The most successful ones, he said, have a limited scope, allowing them to operate at scale. “You can do a little bit very well, or do a lot mediocre,” he says.

How Do Software Factories Within the DOD Operate?

Kessel Run was DOD’s first software factory. The department now owns or operates 29 of them, all supporting different services. Not all of them operate under a continuous authorization to operate, however, Weiss says, and that may mean some adaptations in best practices down the line.

Platform One, a DOD DevSecOps enterprise services team, provides tools for users who want to develop software factories and also manages Air Force factories including Kessel Run, Kobayashi Maru, Space CAMP and Unified Platform.

“Do we need every single software factory to go out there and procure and manage and operate their own source code repository?” Weiss said. “I think those are examples of where we can actually start to see economies of scale, in terms of both operational capacity and cost productions for the department across these software factories.”

DevOps is, at its core, the delivery of better and faster software that brings value to the user, says Red Hat’s Anderson. “If they do not use it, it’s not valuable,” he says. “If it’s difficult to use, it’s not valuable.”

DIVE DEEPER: Learn how Air Force CIO Lauren Knausenberger wants her service to become more agile.

How Can Software Factories Help the DOD Adopt DevOps and DevSecOps?

The new Software Modernization Strategy tasks a senior steering group with delivering an implantation plan within 180 days and overseeing enterprisewide progress.

The plan requires DOD to create a software factory ecosystem that includes existing investments such as Platform One and also enables the system to scale so that it can allow cross-service use.
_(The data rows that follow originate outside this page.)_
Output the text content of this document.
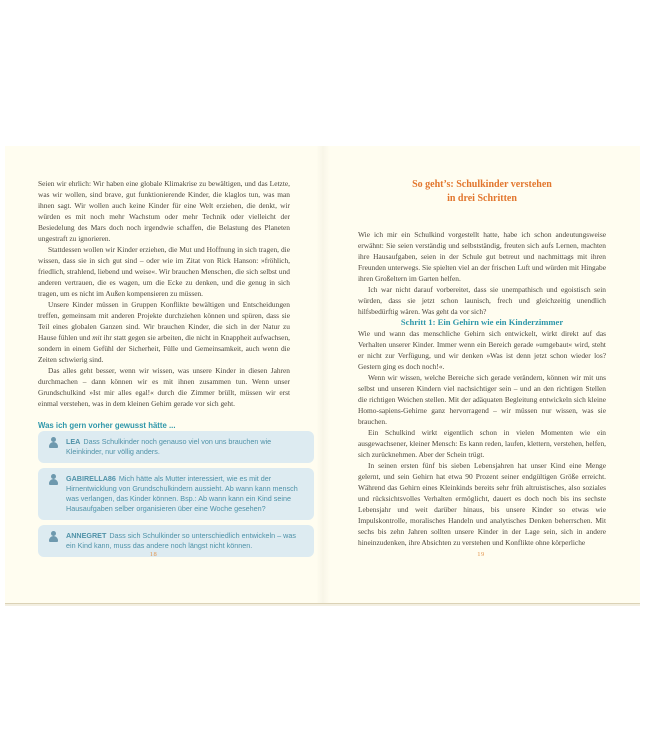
Seien wir ehrlich: Wir haben eine globale Klimakrise zu bewältigen, und das Letzte, was wir wollen, sind brave, gut funktionierende Kinder, die klaglos tun, was man ihnen sagt. Wir wollen auch keine Kinder für eine Welt erziehen, die denkt, wir würden es mit noch mehr Wachstum oder mehr Technik oder vielleicht der Besiedelung des Mars doch noch irgendwie schaffen, die Belastung des Planeten ungestraft zu ignorieren.

Stattdessen wollen wir Kinder erziehen, die Mut und Hoffnung in sich tragen, die wissen, dass sie in sich gut sind – oder wie im Zitat von Rick Hanson: »fröhlich, friedlich, strahlend, liebend und weise«. Wir brauchen Menschen, die sich selbst und anderen vertrauen, die es wagen, um die Ecke zu denken, und die genug in sich tragen, um es nicht im Außen kompensieren zu müssen.

Unsere Kinder müssen in Gruppen Konflikte bewältigen und Entscheidungen treffen, gemeinsam mit anderen Projekte durchziehen können und spüren, dass sie Teil eines globalen Ganzen sind. Wir brauchen Kinder, die sich in der Natur zu Hause fühlen und mit ihr statt gegen sie arbeiten, die nicht in Knappheit aufwachsen, sondern in einem Gefühl der Sicherheit, Fülle und Gemeinsamkeit, auch wenn die Zeiten schwierig sind.

Das alles geht besser, wenn wir wissen, was unsere Kinder in diesen Jahren durchmachen – dann können wir es mit ihnen zusammen tun. Wenn unser Grundschulkind »Ist mir alles egal!« durch die Zimmer brüllt, müssen wir erst einmal verstehen, was in dem kleinen Gehirn gerade vor sich geht.

Was ich gern vorher gewusst hätte ...

LEA Dass Schulkinder noch genauso viel von uns brauchen wie Kleinkinder, nur völlig anders.
GABIRELLA86 Mich hätte als Mutter interessiert, wie es mit der Hirnentwicklung von Grundschulkindern aussieht. Ab wann kann mensch was verlangen, das Kinder können. Bsp.: Ab wann kann ein Kind seine Hausaufgaben selber organisieren über eine Woche gesehen?
ANNEGRET Dass sich Schulkinder so unterschiedlich entwickeln – was ein Kind kann, muss das andere noch längst nicht können.
18
So geht’s: Schulkinder verstehen
in drei Schritten

Wie ich mir ein Schulkind vorgestellt hatte, habe ich schon andeutungsweise erwähnt: Sie seien verständig und selbstständig, freuten sich aufs Lernen, machten ihre Hausaufgaben, seien in der Schule gut betreut und nachmittags mit ihren Freunden unterwegs. Sie spielten viel an der frischen Luft und würden mit Hingabe ihren Großeltern im Garten helfen.

Ich war nicht darauf vorbereitet, dass sie unempathisch und egoistisch sein würden, dass sie jetzt schon launisch, frech und gleichzeitig unendlich hilfsbedürftig wären. Was geht da vor sich?

Schritt 1: Ein Gehirn wie ein Kinderzimmer

Wie und wann das menschliche Gehirn sich entwickelt, wirkt direkt auf das Verhalten unserer Kinder. Immer wenn ein Bereich gerade »umgebaut« wird, steht er nicht zur Verfügung, und wir denken »Was ist denn jetzt schon wieder los? Gestern ging es doch noch!«.

Wenn wir wissen, welche Bereiche sich gerade verändern, können wir mit uns selbst und unseren Kindern viel nachsichtiger sein – und an den richtigen Stellen die richtigen Weichen stellen. Mit der adäquaten Begleitung entwickeln sich kleine Homo-sapiens-Gehirne ganz hervorragend – wir müssen nur wissen, was sie brauchen.

Ein Schulkind wirkt eigentlich schon in vielen Momenten wie ein ausgewachsener, kleiner Mensch: Es kann reden, laufen, klettern, verstehen, helfen, sich zurücknehmen. Aber der Schein trügt.

In seinen ersten fünf bis sieben Lebensjahren hat unser Kind eine Menge gelernt, und sein Gehirn hat etwa 90 Prozent seiner endgültigen Größe erreicht. Während das Gehirn eines Kleinkinds bereits sehr früh altruistisches, also soziales und rücksichtsvolles Verhalten ermöglicht, dauert es doch noch bis ins sechste Lebensjahr und weit darüber hinaus, bis unsere Kinder so etwas wie Impulskontrolle, moralisches Handeln und analytisches Denken beherrschen. Mit sechs bis zehn Jahren sollten unsere Kinder in der Lage sein, sich in andere hineinzudenken, ihre Absichten zu verstehen und Konflikte ohne körperliche

19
It asks that the department use enterprise providers to help scale the factories, minimize duplication of efforts and efficiently onboard customers.

“By leveraging and reusing some of the capabilities in these existing software factories, there’s going to be a cost savings that could potentially be realized by these programs,” Metz says.

“We’ve had this community of practice for almost two years, and now we’re marrying up that organic groundswell of people who want to do good with the strategic vision of the department — and now there’s no stopping us,” she adds.